Конечно, нам, сегодняшним, хотелось бы с негодованием опровергнуть то, что Денис Иванович не только посещал, но и веселил недруга Никиты Ивановича; лучше б этого не было, даже если заразиться Екатерининой подозрительностью и поверить, что он бывал у Потемкина с шпионскими поручениями от Панина. Но вот документ; вот записка императрицы, адресованная вечному фавориту. Для документальности сохраняю орфографию:
«Сто леть, как я тебя не видала; как хочеш, но очисти горница, как прииду из комедии, чтоб приити могла, а то ден несносен будет и так ведь грусен проходил; черт Фанвизина к вам привел. Дабро, душенка, он забавнее меня знатно; однако я тебя люблю, а он, кроме себя, никого».
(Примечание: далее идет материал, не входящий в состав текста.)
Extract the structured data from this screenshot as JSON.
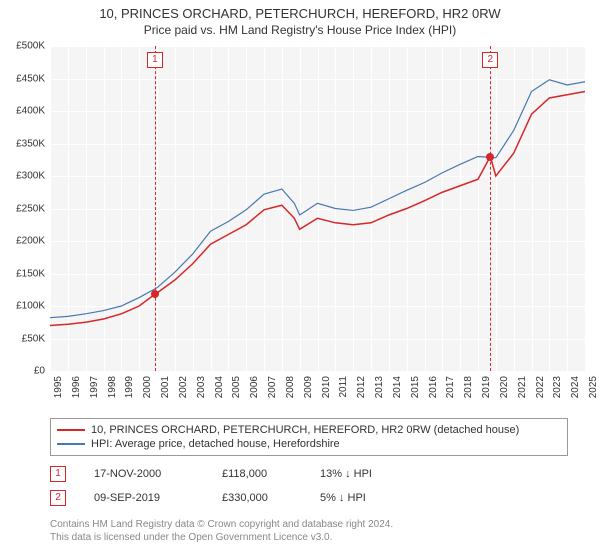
{
  "title": "10, PRINCES ORCHARD, PETERCHURCH, HEREFORD, HR2 0RW",
  "subtitle": "Price paid vs. HM Land Registry's House Price Index (HPI)",
  "chart": {
    "type": "line",
    "background_color": "#ffffff",
    "plot_background_color": "#f5f5f5",
    "grid_color": "#dddddd",
    "grid_major_color": "#ffffff",
    "axis_color": "#333333",
    "ylim": [
      0,
      500000
    ],
    "ytick_step": 50000,
    "ylabels": [
      "£0",
      "£50K",
      "£100K",
      "£150K",
      "£200K",
      "£250K",
      "£300K",
      "£350K",
      "£400K",
      "£450K",
      "£500K"
    ],
    "xrange": [
      1995,
      2025
    ],
    "xlabels": [
      "1995",
      "1996",
      "1997",
      "1998",
      "1999",
      "2000",
      "2001",
      "2002",
      "2003",
      "2004",
      "2005",
      "2006",
      "2007",
      "2008",
      "2009",
      "2010",
      "2011",
      "2012",
      "2013",
      "2014",
      "2015",
      "2016",
      "2017",
      "2018",
      "2019",
      "2020",
      "2021",
      "2022",
      "2023",
      "2024",
      "2025"
    ],
    "series": [
      {
        "name": "10, PRINCES ORCHARD, PETERCHURCH, HEREFORD, HR2 0RW (detached house)",
        "color": "#d62728",
        "line_width": 1.5,
        "data": [
          [
            1995,
            70000
          ],
          [
            1996,
            72000
          ],
          [
            1997,
            75000
          ],
          [
            1998,
            80000
          ],
          [
            1999,
            88000
          ],
          [
            2000,
            100000
          ],
          [
            2000.88,
            118000
          ],
          [
            2001,
            120000
          ],
          [
            2002,
            140000
          ],
          [
            2003,
            165000
          ],
          [
            2004,
            195000
          ],
          [
            2005,
            210000
          ],
          [
            2006,
            225000
          ],
          [
            2007,
            248000
          ],
          [
            2008,
            255000
          ],
          [
            2008.7,
            235000
          ],
          [
            2009,
            218000
          ],
          [
            2010,
            235000
          ],
          [
            2011,
            228000
          ],
          [
            2012,
            225000
          ],
          [
            2013,
            228000
          ],
          [
            2014,
            240000
          ],
          [
            2015,
            250000
          ],
          [
            2016,
            262000
          ],
          [
            2017,
            275000
          ],
          [
            2018,
            285000
          ],
          [
            2019,
            295000
          ],
          [
            2019.69,
            330000
          ],
          [
            2020,
            300000
          ],
          [
            2021,
            335000
          ],
          [
            2022,
            395000
          ],
          [
            2023,
            420000
          ],
          [
            2024,
            425000
          ],
          [
            2025,
            430000
          ]
        ]
      },
      {
        "name": "HPI: Average price, detached house, Herefordshire",
        "color": "#4878b0",
        "line_width": 1.2,
        "data": [
          [
            1995,
            82000
          ],
          [
            1996,
            84000
          ],
          [
            1997,
            88000
          ],
          [
            1998,
            93000
          ],
          [
            1999,
            100000
          ],
          [
            2000,
            113000
          ],
          [
            2001,
            128000
          ],
          [
            2002,
            152000
          ],
          [
            2003,
            180000
          ],
          [
            2004,
            215000
          ],
          [
            2005,
            230000
          ],
          [
            2006,
            248000
          ],
          [
            2007,
            272000
          ],
          [
            2008,
            280000
          ],
          [
            2008.7,
            258000
          ],
          [
            2009,
            240000
          ],
          [
            2010,
            258000
          ],
          [
            2011,
            250000
          ],
          [
            2012,
            247000
          ],
          [
            2013,
            252000
          ],
          [
            2014,
            265000
          ],
          [
            2015,
            278000
          ],
          [
            2016,
            290000
          ],
          [
            2017,
            305000
          ],
          [
            2018,
            318000
          ],
          [
            2019,
            330000
          ],
          [
            2020,
            328000
          ],
          [
            2021,
            370000
          ],
          [
            2022,
            430000
          ],
          [
            2023,
            448000
          ],
          [
            2024,
            440000
          ],
          [
            2025,
            445000
          ]
        ]
      }
    ],
    "events": [
      {
        "n": "1",
        "x": 2000.88,
        "color": "#d62728"
      },
      {
        "n": "2",
        "x": 2019.69,
        "color": "#d62728"
      }
    ],
    "markers": [
      {
        "x": 2000.88,
        "y": 118000,
        "color": "#d62728"
      },
      {
        "x": 2019.69,
        "y": 330000,
        "color": "#d62728"
      }
    ]
  },
  "legend": {
    "items": [
      {
        "color": "#d62728",
        "label": "10, PRINCES ORCHARD, PETERCHURCH, HEREFORD, HR2 0RW (detached house)"
      },
      {
        "color": "#4878b0",
        "label": "HPI: Average price, detached house, Herefordshire"
      }
    ]
  },
  "transactions": [
    {
      "n": "1",
      "color": "#d62728",
      "date": "17-NOV-2000",
      "price": "£118,000",
      "diff": "13% ↓ HPI"
    },
    {
      "n": "2",
      "color": "#d62728",
      "date": "09-SEP-2019",
      "price": "£330,000",
      "diff": "5% ↓ HPI"
    }
  ],
  "footer": {
    "line1": "Contains HM Land Registry data © Crown copyright and database right 2024.",
    "line2": "This data is licensed under the Open Government Licence v3.0."
  }
}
(К слову сказать, беспомощность Екатерины в российской орфографии — вплоть до легендарного «исчо» — покажется вовсе не этакой исключительной на тогдашнем фоне. Она-то хоть иноземка, но и у образованнейшей княгини Дашковой, урожденной Воронцовой, русское правописание коряво. И неудивительно: в юности читавшая Беля, Монтескье, Буало, Вольтера, Гельвеция, уже знавшая четыре языка, она сообщает как о некоей редкости и почти прихоти: «…а когда мы изъявили желание брать уроки русского языка, с нами занимался Бехтеев». Да что говорить, если пушкинская Татьяна и та по-русски почти не читала и вовсе не писала.)
Одним словом, нам с вами, читатель, придется утешиться только что испытанным способом: размышлениями о характере века, в коем всего, даже и добра общественного, трудно добиться без сильного покровительства. И еще тем, что Денис Иванович, как истинный друг, не оставлял Панина до смерти и чтил по смерти. Больше того, написал по его плану «Рассуждение о непременных законах». Можно сказать, воздвиг ему памятник — выше того, что, воцарившись, поставил воспитателю Павел в церкви Святой Магдалины, в Павловске. Выше, ибо также нерукотворный.
Добавим, что после он, исполняя долг верности и любви, сочинил жизнеописание покровителя, а это было поступком весьма опасным, почти даже недозволенным: недаром «Жизнь графа Никиты Ивановича Панина» вышла анонимно и — вероятно, для анонимности пущей — сперва на французском языке.
Опасность, стало быть, сознавалась ясно, и сокрытие имени — тому подтверждение. Не то чтоб полиция не могла разыскать сочинителя, но… на всякий случай…
И больше того. Фонвизин немедля последовал за своим высоким другом — еще не в могилу, но в отставку.
Вот финал его служебной карьеры.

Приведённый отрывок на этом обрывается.